それを受け取った青年は袋を開けて中に入っている報奨金の額を数えると、彼もまたにこやかな顔で返事を返した。
「……そうだ。君に一つ話があるのだが……」
「……?」
突如初老の男は何かを言ったかと思うとそこでことばを切る。顔も朗らかなものから少し苦々しそうな表情へと変わっていた。
何か粗相でもやらかしたのだろうかとここにきてまでのやり取りを思い返してみるが、思い当る節は浮かんでこない。

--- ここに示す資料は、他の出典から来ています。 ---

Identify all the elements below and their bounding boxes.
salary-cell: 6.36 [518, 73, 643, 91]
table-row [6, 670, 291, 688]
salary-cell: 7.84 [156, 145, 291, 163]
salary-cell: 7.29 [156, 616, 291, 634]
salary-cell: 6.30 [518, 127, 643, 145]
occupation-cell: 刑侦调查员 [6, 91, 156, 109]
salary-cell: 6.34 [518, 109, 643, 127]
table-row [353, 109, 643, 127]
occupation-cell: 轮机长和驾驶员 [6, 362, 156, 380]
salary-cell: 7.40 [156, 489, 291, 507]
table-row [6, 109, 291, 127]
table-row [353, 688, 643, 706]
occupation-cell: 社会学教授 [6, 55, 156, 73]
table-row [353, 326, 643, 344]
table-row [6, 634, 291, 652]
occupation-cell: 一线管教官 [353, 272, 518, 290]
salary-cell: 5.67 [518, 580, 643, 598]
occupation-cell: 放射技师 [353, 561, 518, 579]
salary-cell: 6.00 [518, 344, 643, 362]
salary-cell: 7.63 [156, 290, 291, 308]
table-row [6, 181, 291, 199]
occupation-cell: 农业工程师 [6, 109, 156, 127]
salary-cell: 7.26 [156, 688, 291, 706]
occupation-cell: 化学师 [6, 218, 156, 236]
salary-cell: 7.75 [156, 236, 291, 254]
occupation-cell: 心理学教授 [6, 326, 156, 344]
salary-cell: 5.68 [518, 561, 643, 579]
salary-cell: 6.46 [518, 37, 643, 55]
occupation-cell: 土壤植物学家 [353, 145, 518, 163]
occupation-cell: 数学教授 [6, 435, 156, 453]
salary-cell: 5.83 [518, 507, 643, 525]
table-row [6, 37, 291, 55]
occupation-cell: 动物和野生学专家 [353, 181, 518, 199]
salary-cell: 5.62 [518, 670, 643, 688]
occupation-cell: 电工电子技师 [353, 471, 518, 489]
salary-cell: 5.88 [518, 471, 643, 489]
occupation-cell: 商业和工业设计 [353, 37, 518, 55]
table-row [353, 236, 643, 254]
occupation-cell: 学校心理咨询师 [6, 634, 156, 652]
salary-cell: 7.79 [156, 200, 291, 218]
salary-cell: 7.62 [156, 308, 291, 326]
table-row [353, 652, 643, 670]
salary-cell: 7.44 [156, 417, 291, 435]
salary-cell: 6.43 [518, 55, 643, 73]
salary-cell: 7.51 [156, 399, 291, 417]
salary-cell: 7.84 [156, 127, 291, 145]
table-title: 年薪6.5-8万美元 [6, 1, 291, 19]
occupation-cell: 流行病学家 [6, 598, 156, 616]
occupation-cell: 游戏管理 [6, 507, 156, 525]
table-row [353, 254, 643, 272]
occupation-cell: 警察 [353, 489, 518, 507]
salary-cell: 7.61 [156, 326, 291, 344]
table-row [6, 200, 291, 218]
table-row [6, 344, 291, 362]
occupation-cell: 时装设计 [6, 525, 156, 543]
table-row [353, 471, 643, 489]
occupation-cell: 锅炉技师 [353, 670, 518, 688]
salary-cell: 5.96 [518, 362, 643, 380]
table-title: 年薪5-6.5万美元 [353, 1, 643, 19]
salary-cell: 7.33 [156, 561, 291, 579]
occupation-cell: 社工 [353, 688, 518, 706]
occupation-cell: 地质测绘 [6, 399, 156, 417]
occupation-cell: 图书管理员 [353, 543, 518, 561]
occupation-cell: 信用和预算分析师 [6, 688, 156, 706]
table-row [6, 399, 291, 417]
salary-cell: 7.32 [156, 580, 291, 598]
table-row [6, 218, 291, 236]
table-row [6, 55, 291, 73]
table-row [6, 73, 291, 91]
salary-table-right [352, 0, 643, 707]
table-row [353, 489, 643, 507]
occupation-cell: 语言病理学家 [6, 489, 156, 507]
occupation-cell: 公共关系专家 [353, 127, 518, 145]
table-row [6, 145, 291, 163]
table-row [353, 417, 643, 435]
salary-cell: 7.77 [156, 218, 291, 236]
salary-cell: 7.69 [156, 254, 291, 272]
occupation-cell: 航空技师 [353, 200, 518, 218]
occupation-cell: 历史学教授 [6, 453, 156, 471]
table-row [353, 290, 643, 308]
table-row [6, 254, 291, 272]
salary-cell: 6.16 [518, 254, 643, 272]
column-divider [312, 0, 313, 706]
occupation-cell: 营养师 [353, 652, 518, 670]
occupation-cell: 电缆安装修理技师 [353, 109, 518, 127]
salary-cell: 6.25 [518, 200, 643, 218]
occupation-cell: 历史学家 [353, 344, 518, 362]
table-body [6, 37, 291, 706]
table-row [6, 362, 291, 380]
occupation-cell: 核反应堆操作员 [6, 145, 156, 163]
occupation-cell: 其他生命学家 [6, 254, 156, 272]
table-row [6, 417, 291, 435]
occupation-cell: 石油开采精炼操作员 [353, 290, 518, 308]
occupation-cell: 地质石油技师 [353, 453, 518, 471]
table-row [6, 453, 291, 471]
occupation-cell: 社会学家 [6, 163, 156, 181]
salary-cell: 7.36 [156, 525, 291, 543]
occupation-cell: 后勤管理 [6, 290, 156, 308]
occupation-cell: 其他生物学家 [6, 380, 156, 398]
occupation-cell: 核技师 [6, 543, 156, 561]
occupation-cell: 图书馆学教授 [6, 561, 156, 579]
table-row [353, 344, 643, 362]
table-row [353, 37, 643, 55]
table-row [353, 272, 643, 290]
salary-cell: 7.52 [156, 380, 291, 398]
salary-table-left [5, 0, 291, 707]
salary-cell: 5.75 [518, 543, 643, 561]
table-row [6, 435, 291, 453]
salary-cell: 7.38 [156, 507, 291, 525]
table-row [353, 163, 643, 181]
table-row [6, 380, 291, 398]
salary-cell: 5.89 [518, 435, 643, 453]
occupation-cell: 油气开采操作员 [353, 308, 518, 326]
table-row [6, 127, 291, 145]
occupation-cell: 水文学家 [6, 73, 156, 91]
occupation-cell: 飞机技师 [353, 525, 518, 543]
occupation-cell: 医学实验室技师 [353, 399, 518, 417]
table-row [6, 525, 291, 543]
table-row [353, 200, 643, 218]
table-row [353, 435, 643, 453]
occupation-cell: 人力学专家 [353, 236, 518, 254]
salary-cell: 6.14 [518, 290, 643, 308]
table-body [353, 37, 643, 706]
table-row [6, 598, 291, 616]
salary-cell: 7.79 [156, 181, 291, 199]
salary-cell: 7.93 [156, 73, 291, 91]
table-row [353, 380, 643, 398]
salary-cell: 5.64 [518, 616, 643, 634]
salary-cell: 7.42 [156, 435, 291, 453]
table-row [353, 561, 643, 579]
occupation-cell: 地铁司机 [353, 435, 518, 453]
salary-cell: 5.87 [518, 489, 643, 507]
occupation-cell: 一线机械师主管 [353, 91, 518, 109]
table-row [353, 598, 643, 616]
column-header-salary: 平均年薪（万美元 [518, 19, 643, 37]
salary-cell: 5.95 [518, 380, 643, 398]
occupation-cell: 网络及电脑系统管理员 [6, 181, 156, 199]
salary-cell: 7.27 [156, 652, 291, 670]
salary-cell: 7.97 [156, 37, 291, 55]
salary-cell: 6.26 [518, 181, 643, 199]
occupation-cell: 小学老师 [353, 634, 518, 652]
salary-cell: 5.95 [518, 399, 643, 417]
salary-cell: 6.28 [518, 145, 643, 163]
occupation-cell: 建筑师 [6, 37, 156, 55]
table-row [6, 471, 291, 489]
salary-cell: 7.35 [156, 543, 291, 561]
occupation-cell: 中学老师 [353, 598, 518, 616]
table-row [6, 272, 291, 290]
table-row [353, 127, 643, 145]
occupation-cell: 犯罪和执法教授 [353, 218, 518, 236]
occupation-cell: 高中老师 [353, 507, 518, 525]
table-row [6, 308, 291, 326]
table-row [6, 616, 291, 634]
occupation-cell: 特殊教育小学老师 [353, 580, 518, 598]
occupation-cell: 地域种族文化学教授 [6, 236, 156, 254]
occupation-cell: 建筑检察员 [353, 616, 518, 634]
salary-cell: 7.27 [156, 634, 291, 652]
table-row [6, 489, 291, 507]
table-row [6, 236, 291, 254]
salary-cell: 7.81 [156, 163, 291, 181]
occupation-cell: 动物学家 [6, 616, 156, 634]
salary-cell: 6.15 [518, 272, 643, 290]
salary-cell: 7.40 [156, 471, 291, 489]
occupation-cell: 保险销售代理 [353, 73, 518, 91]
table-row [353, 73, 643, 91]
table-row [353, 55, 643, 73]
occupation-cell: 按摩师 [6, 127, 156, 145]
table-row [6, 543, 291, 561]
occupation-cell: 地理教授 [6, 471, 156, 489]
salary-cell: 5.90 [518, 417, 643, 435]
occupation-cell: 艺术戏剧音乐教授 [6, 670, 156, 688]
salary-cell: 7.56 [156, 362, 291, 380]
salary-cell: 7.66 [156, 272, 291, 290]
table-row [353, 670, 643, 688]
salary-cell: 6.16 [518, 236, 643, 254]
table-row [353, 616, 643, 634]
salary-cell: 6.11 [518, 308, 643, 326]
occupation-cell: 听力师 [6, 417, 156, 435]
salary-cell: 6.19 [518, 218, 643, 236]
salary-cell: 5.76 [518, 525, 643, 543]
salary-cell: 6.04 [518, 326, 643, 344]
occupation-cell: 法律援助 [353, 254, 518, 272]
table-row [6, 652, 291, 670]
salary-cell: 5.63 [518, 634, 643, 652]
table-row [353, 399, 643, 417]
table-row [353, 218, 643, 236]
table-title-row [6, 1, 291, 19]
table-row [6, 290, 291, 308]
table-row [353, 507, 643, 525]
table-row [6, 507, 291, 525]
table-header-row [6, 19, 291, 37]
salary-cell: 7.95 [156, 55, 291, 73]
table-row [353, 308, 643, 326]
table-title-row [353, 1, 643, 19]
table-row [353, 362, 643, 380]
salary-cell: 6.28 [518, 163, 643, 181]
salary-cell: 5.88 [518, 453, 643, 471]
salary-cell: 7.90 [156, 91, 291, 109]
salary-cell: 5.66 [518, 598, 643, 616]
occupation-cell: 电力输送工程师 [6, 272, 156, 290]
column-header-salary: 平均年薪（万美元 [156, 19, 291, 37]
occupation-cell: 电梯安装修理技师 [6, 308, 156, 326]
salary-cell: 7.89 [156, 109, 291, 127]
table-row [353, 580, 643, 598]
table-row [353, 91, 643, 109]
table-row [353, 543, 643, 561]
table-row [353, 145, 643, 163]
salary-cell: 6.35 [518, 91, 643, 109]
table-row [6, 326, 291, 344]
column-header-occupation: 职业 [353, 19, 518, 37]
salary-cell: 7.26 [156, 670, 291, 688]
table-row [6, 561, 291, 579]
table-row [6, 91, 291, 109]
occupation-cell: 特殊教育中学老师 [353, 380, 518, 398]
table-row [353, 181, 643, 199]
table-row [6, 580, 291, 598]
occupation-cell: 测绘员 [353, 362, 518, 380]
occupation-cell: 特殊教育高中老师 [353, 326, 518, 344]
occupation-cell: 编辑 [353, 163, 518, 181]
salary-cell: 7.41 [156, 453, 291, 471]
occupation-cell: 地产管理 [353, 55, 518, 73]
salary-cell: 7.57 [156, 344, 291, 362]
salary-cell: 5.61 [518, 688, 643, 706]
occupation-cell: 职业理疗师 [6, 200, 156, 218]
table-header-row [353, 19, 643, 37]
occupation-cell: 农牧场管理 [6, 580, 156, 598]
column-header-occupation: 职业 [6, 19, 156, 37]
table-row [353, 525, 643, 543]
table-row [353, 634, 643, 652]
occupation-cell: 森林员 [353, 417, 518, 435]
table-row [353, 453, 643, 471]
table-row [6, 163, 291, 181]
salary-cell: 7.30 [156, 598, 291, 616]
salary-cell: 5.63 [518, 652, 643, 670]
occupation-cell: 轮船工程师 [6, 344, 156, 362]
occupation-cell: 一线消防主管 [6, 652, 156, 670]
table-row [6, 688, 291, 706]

この男性は上客であり手放すには惜しい人物であったため、丁寧な対応を心掛けていたつもりではあったので彼は困惑していた。
ただ、この疑問は男が発した次の言葉で氷解することになる。
「もし暇があれば今から家で食事でもどうかね? 娘が君に会いたがっているのだが……」
初老の身なりのいい男……レンサス・クルフォビアス伯爵はそう青年に告げた。
レンサスは十五歳になる愛娘のルルシアを溺愛している。
その溺愛している娘であるルルシア・クルフォビアスは巷でも有名な美しい令嬢である。透き通った肌に肩までで切りそろえられた輝くような銀色の髪に柔らかな光を湛えた琥珀色の瞳。貴族様のいわば婚活パである社交界デビューの際、順番待ちで整理券が配られたという噂まであるぐらいであった。
レンサスは上客であり、これまでにも何回か荷運びの依頼を受けている。そのたびにルルシア様の話を聞かされてきていた。今回も聞かされている。
そのルルシア様が男と食事をしたいと父親に頼み込んだのだ。溺愛する娘のその頼みを聞くかどうかかなり悩んだであろうことは簡単に予想されることであった。
……もしかしたら俺……シュラク・リテールはここで殺されるのかもしれない。
「シュラク君。君には娘のため、できればいい返事を期待しているよ」
明らかな嘘である。
腹芸がお手の物であるはずの貴族様がもちろん断るに決まっているよなぁ? 的な目を俺に向けているのだ。ルルシア様のお誘いは嬉しいのだがここで首を縦に振れば次の瞬間には首が横に飛んでいるかもしれない。
「お誘いはとてもありがたいのですが、え……遠慮させていただこうかなと……アハハ」
引きつりそうになる顔を無理やり笑顔にしてシュラクはそう返すが、
「うちの娘の頼みを断るだと……?」
一体何が正解なんだっ!?
今度は別の意味での射殺すような視線にシュラクは思わず頭を抱えてしまいそうになるがかろうじで堪える。
「あ、いえ……その……次の荷運びの依頼がありますので、ルルシア様には悪いですが何時になるかわからないというか……そのまたお暇があればご一緒させていただく形でも構わないでしょうか?」
シュラクは願う。頼むから助けてくれと
「そうかそうか。いやぁ、仕事の依頼があるなら仕方がないな。うん、仕方ない。うむ。いや実に残念だ。しかし仕事の邪魔をしてはいけないからね。いや仕事熱心なことは感心だ。うんうん。非常に残念だが娘に伝えておくとしよう。いや、無理を言ってすまなかったね。これからもよろしく頼むよ」
シュラクの思いが届いたのか、レンサスの表情は一転変わって再び笑顔に戻る。
それを見て内心でガッツポーズをしつつ、気が変わらないうちに去ろうと腰を上げて立ち上がる。
「では、クルフォビアス様。またご用があれば運び屋リテールをご利用ください」
シュラクは深々と頭を下げると部屋にいた2人の護衛にも会釈してからそそくさと退室した。
シュラクはレンサスの部屋から少し離れたところで辺りを確認して人がいないのを確認すると大きく息を吐く。
し、心臓に悪い。殺されないとはわかっているが怖いものは怖いんだよなぁ。
……余計な何かが起きる前にさっさと帰るとするか。
そう心に決めたシュラクは普段より気持ち早歩きで屋敷を出たのだった。